Das gewährleisten stille Helden im Untergrund. Wie StekoX . Das Unternehmen sicherte mit seinen ausgeklügelten und bewährten Methoden den großen Komplex durch Injektionsverfahren gegen unerwünschte Feuchtigkeit. Das StekoX PUR-Harz (Polyurethan), ein Zwei-Komponenten-Gemisch aus Harz und Härter, sorgt dafür, dass die rund 11.000 Tonnen Betonstahl, die 400 Tonnen Baustahl und die 65.000 Kubikmeter Beton trocken bleiben. So gelangen Tausende von Besuchern trockenen Fußes von ihrer Shoppingtour zu ihrem Auto. „In der Tiefgarage haben wir planmäßig wasserführende Risse und Arbeitsfugen abgedichtet“, erläutert Claus Steinbuch, der gemeinsam mit Andreas Kogel das Unternehmen gegründet hat und leitet. Auch am Sprinklertank im Technikbereich arbeitete das Team von StekoX.

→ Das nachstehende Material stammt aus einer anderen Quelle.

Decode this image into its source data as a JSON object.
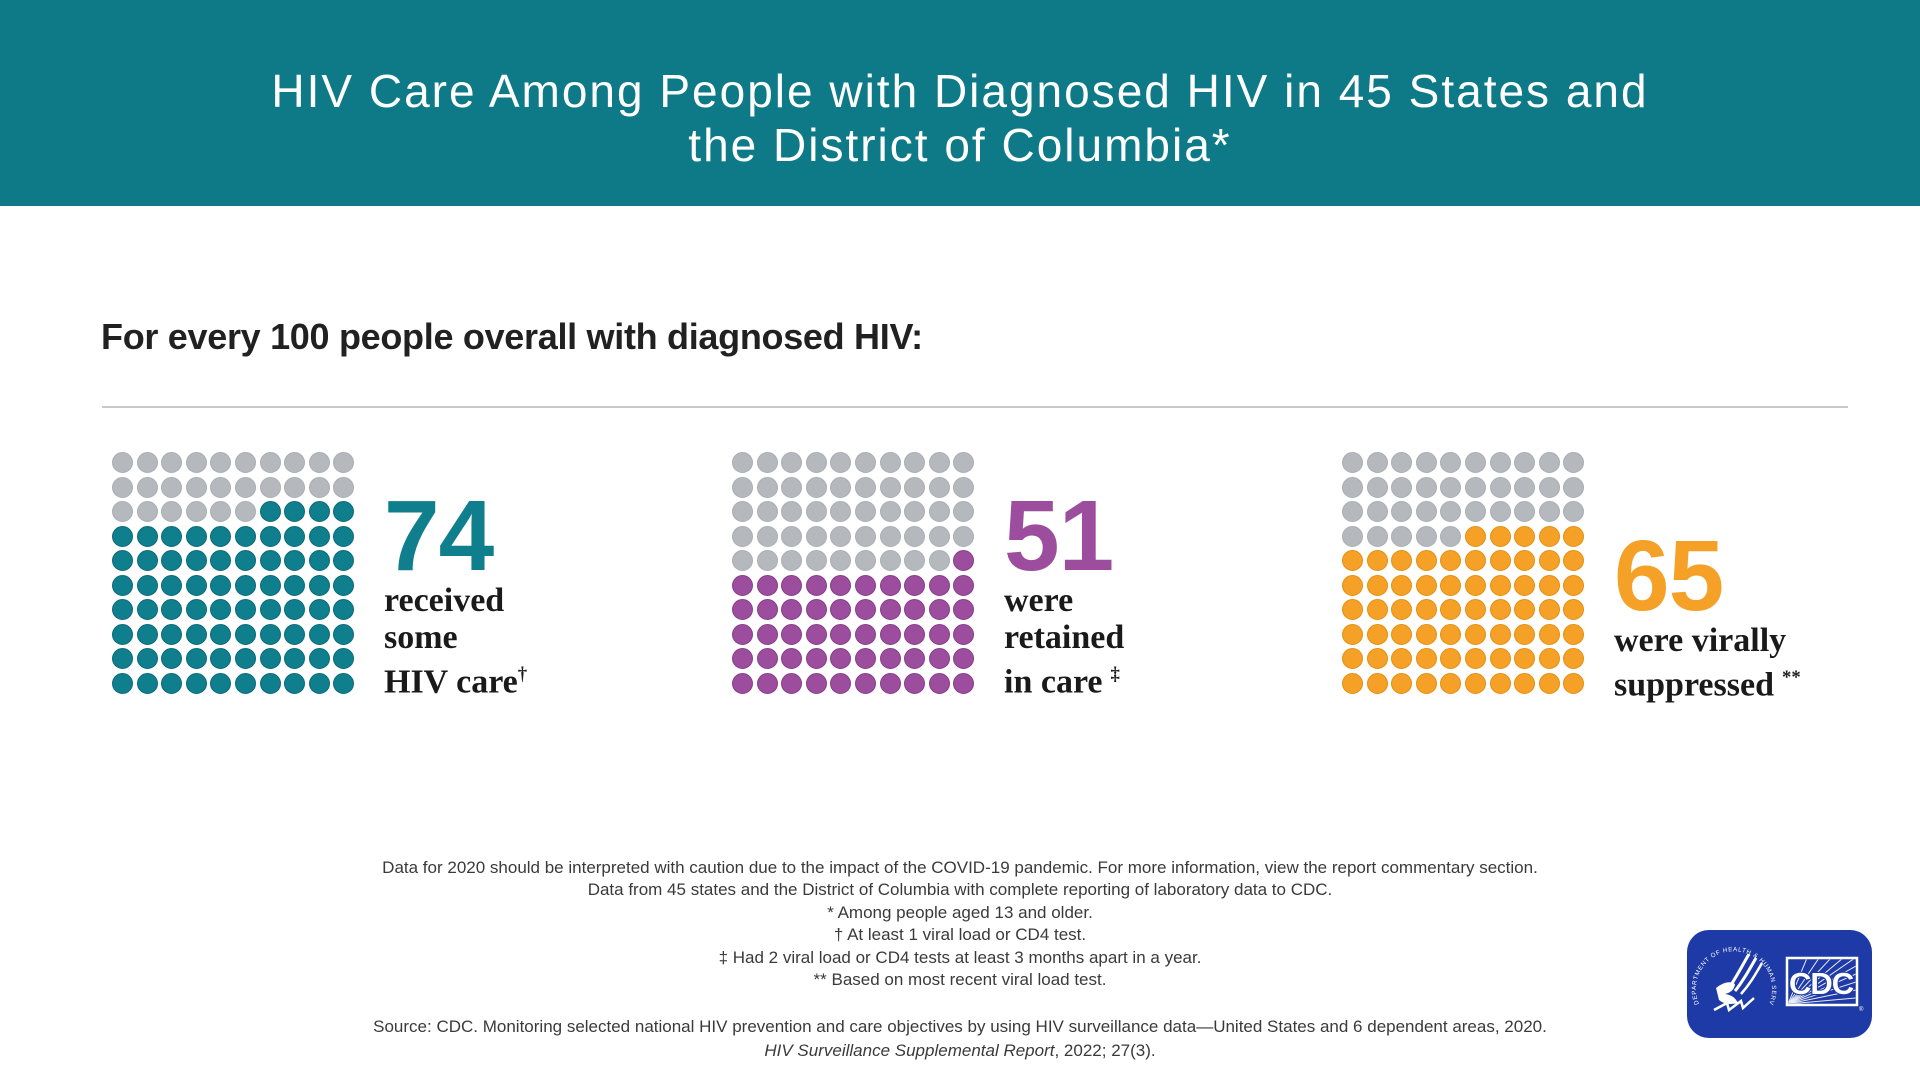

Für Claus Steinbuch gehören solche Großprojekte in der Zwischenzeit zum Alltag. „Nach vielen Jahren Erfahrung auf internationalen Großbaustellen, in Amsterdam, Malaysia und in Singapur, im Tunnel- und Straßenbau sowie mit problematischen Sanierungsfällen laufen solche Arbeiten bei uns heute routiniert“, sagt er. Und macht sich auf den Weg zum nächsten Einsatz im Untergrund.